The changelog addresses the second problem. Every version cut is documented publicly, with the structural delta isolated from any content or wording changes. Customers who ran an audit under v4.3 can look at the v5.0 changelog and determine exactly which signals moved categories and which weights changed.
What the crosswalk does specifically
The crosswalk is the side-by-side table: every category, with its v4.3 weight and v5.0 weight, and the change annotated. For v5.0, that means nine rows — one for each category — with the Cat 7 split and the meta-description migration spelled out explicitly.
The crosswalk is not a marketing document. It doesn’t frame changes as improvements. It shows the structural delta and lets the customer reconcile their prior score against the current rubric. If they ran an audit in January and want to run another in May, the crosswalk tells them which differences in score to attribute to rubric changes vs. site changes.

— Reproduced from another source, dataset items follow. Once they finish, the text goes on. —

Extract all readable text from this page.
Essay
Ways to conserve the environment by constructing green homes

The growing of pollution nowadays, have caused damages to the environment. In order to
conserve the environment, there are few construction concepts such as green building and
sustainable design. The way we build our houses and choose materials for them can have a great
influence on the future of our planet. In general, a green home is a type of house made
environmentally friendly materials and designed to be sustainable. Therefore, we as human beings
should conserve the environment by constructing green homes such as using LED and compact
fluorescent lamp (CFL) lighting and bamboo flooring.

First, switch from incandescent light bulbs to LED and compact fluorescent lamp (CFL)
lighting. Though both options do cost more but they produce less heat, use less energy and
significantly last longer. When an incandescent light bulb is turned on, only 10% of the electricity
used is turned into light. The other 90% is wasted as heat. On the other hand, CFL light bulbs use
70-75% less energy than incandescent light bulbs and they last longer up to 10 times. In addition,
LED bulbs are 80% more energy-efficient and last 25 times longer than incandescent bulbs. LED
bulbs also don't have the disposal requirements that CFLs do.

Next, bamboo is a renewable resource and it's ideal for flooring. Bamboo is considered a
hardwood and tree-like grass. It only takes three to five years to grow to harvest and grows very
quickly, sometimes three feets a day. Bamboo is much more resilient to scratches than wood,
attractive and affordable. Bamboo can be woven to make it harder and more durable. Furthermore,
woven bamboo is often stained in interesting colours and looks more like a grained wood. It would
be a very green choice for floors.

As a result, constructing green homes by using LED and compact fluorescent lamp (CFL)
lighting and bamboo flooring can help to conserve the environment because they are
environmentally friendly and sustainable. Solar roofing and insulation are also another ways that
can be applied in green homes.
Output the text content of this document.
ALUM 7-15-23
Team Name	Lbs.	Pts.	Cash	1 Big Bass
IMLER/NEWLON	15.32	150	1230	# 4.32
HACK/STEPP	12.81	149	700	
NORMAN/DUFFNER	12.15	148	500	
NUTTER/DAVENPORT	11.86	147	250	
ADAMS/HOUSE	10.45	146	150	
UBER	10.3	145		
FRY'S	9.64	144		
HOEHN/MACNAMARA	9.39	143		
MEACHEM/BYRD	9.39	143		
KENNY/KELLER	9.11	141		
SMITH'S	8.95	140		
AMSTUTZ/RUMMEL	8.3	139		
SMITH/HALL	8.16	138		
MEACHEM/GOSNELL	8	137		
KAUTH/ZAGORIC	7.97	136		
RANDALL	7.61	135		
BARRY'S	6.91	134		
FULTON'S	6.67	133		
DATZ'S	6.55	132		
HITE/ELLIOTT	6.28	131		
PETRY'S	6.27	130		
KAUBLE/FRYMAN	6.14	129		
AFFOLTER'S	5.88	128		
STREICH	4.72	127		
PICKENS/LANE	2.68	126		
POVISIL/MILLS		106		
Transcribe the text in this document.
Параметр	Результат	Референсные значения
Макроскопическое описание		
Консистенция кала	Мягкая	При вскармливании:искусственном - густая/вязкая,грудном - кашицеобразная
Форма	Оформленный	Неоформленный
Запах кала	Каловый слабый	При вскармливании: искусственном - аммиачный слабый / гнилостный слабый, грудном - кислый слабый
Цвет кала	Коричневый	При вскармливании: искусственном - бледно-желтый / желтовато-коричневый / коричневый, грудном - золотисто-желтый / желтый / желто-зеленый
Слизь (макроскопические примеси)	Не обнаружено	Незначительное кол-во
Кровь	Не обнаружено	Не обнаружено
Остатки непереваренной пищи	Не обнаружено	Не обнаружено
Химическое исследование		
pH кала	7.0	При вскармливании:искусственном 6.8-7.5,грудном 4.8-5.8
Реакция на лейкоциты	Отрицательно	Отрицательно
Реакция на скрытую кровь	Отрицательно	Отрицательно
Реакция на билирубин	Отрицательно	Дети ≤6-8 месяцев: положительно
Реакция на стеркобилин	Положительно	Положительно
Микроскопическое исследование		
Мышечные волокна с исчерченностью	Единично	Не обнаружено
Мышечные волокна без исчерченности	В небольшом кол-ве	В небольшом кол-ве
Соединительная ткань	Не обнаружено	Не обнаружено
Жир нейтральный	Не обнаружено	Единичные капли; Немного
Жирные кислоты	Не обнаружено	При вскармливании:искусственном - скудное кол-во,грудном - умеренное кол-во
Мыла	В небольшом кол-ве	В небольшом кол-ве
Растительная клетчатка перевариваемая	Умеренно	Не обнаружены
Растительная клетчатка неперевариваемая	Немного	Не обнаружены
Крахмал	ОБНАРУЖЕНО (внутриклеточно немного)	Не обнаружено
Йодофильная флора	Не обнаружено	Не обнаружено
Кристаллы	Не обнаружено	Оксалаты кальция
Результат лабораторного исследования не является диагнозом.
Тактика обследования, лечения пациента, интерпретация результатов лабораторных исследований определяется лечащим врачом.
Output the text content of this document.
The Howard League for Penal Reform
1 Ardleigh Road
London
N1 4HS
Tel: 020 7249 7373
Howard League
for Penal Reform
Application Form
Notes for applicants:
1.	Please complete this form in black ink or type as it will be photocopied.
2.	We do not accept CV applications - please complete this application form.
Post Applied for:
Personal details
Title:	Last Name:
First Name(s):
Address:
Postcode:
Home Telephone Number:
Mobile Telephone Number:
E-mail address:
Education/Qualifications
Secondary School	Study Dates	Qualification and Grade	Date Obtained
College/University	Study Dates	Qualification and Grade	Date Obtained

Why customer reconciliation crosswalks get deferred-but-named
When a customer runs an audit under one rubric version and later runs another under a different version, they need a crosswalk for their specific score — not just the generic structural delta, but “your site’s Cat 7 was 8/10 under v4.3; here is how that maps to 7a + 7b under v5.0.” That’s a per-audit artifact, not a per-version artifact.
That work is named in the changelog but not yet built. The structural crosswalk ships with each version cut because it’s straightforward to produce. The per-audit reconciliation requires tooling to generate at scale. Naming it creates the commitment; deferring it acknowledges the sequencing.
The convention going forward
Every time the rubric versions, the same pattern repeats: public changelog, structural crosswalk, provisional flags updated if weights change, prior-version annotations updated on affected categories. The changelog section at /methodology#changelog is the permanent, append-only record.
The score is only as useful as the confidence in what it’s measuring. The changelog is part of the measurement contract.